More than 30 years ago I was, briefly, a registrar in cardiology. I became familiar with interpreting ECG traces, and therefore studied the QT interval. As a relatively new Christian, who has always enjoyed playing (badly) with words, I could relate the QT interval to a habit I had been inducted into in those far off days of muscular evangelicalism – the daily Quiet Time.
The early morning was recommended: 'those early morning quiet times begin the night before'. I was not, am not, and probably never will be, an early morning person. I soon learned to pick the time of day that was best for me; initially evenings, it became home most lunchtimes in my GP years (general practice was much gentler then). With a daily commute into the CMF office I am now back to the early morning.
But it isn't the time of day that matters; it is the discipline of reading God's word every day. In house jobs it might just have been the evening selection from Daily Light. I was a GP when I first read the whole Bible in a year – using one of the many versions which arrange scripture by date, or by 'Day 1, Day 2…etc'. Sometimes I would pick a theme – the 'I am…' passages in John, or I might use a little devotional book. I have used both editions of The Doctor's Life Support which you can now read daily on the CMF homepage. (1) I've always been resistant to Bible reading notes and study guides, but that's my problem – not liking being told what to do.
The point is that read day in, day out, with prayer before and after, 30 something years on I now have a reasonable grasp of the breadth and depth of Scripture. I've sometimes used whole verses in live broadcasts (though not usually obviously so – more 'None of us lives to himself alone and none of us dies to himself alone' (2) ). Even though there are some Bible books I have only read six or seven times, perhaps any wordsmith skills I might have relate to reading so much really well written material, so often, for so many years.

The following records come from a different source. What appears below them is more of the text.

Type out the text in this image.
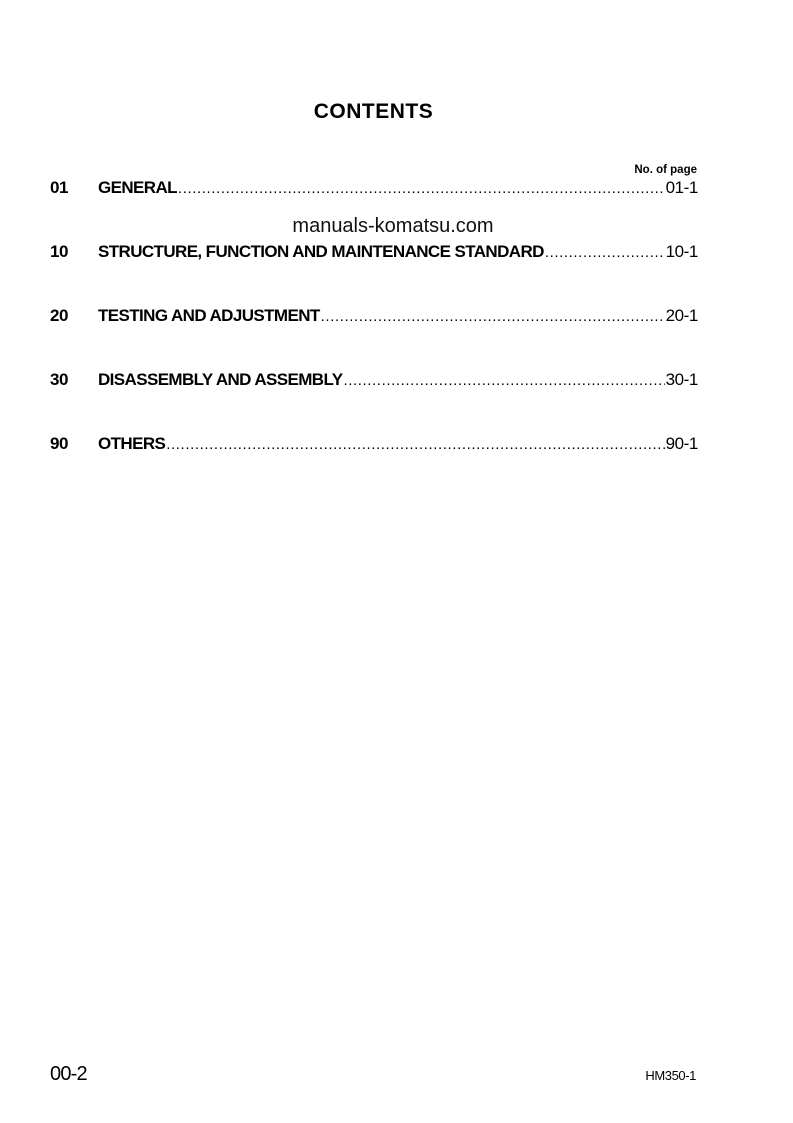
CONTENTS
No. of page
01	GENERAL .....	01-1
manuals-komatsu.com
10	STRUCTURE, FUNCTION AND MAINTENANCE STANDARD .....	10-1
20	TESTING AND ADJUSTMENT .....	20-1
30	DISASSEMBLY AND ASSEMBLY .....	30-1
90	OTHERS .....	90-1
00-2	HM350-1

In this 400th anniversary year of the publication of the King James Bible, (3) when we recall the transformation wrought in the English speaking world by putting the words of Scripture into the hands of ordinary people, let's get back to the Bible. Reading it regularly if not daily, in whatever way and with whatever aids work for you, is a huge blessing. And maybe on Sundays you could indulge in a 'prolonged QT interval'.